The figure depicts learned connection weights from 64 LGN off-center type units and from 64 LGN on-center type units to one representative V1 unit. Red: connection weights from on-center type cells, blue: connection weights from off-center type cells. Brighter values indicate higher connection weights. The value zero is represented by the color black. The on- and off-center units are spatially aligned with the on- and off-zones of the model V1 receptive field.
Reversal of polarity due to predictive feedback
To ascertain whether biphasic responses can be interpreted as the result of predictive feedback, we first consider a model with non-biphasic inputs (Fig. 4A and 4C). The spatio-temporal response of model on-center type geniculate cells is calculated using a reverse correlation algorithm (Methods, see also ,,). The time course of the model response is shown by a series of receptive field maps calculated for different delays between stimulus and response in Figure 4A. For comparison Figure 4B shows results obtained from on-center type cells in cat LGN . As in cat LGN, model on-center type receptive fields are arranged in center and surround, and the bright-excitatory phase is followed by a dark-excitatory phase. Removing feedback in the model causes the previously biphasic responses to disappear (Fig. 4C), supporting the idea that predictive feedback may be important for rebound effects in neural response profiles. To determine whether predictive feedback can result in geniculate biphasic responses stronger than those in the retina, the model is modified to simulate biphasic retinal inputs (Methods). The temporal response profile of model on-center type cells is obtained using reverse correlation and illustrated in Figure 4D. Predictive feedback interactions cause reversals of polarity in LGN to be more pronounced than the retinal input, as has been observed in physiology .

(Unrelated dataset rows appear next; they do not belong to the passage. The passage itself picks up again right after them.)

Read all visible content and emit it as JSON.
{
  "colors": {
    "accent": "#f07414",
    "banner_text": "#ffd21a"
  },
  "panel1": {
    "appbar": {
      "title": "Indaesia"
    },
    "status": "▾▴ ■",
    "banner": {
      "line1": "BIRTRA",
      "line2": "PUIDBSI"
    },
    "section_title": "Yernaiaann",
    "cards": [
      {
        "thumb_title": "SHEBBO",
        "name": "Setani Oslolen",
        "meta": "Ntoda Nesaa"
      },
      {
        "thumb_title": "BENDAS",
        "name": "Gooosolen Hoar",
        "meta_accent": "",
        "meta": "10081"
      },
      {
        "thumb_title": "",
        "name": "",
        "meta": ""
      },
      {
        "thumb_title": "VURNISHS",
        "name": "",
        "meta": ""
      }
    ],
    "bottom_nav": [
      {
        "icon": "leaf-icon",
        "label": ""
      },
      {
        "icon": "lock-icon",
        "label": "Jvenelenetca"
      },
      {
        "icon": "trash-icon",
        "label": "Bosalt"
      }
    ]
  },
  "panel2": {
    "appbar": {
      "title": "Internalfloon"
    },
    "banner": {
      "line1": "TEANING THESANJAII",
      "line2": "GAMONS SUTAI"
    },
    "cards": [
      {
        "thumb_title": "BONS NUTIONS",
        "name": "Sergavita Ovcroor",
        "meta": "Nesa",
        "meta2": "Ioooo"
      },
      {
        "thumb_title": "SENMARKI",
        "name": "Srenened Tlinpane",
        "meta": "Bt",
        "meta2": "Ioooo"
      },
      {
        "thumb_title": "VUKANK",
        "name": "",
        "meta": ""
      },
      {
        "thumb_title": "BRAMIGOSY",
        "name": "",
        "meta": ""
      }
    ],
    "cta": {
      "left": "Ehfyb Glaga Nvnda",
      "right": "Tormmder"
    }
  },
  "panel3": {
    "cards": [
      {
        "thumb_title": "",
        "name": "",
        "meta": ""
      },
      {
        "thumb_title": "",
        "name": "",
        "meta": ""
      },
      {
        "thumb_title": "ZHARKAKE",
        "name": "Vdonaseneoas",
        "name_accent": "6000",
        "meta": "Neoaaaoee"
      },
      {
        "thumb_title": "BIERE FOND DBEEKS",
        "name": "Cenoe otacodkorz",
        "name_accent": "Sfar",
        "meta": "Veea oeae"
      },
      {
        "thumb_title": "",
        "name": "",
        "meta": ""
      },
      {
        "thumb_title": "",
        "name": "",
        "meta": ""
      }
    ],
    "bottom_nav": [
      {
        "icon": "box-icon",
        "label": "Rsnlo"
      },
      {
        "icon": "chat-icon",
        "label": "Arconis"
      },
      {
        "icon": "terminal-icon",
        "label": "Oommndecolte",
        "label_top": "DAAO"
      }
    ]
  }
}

The response was mapped with the reverse correlation algorithm, using either non-biphasic retinal inputs (A–C,E) or biphasic retinal inputs (D). (A) Spatio-temporal response of an on-center type cell in model LGN. Responses were obtained by cross-correlating stimulus and response at the time intervals given below the figures. Red: response to bright stimulus at that location, blue: response to dark stimulus at that location. Note the change in sign after 50 milliseconds. Similar results were obtained for other LGN on-center type units. (B) Spatio-temporal response profile of on-center type cells in cat LGN obtained with the reverse correlation algorithm . (C) The removal of feedback in the model causes the previously biphasic responses to disappear. (D) Temporal response profile of on-center type cell in a model with biphasic retinal inputs. Model activity is normalized by the initial response magnitudes. The biphasic response in LGN is more pronounced in the presence of predictive feedback compared to a situation in which the LGN response is fully determined by biphasic retinal input (for comparison, see e.g. ). (E) Average model LGN and V1 representations after reference stimuli consisting of bright stimulus regions have been presented. Black depicts off regions, white depicts on regions. When V1 predictions of the bright reference stimulus arrive in model LGN, they are compared against a new and unexpected stimulus representation. The difference between the predicted bright region and the second stimulus is negative, exciting LGN off-center type cells.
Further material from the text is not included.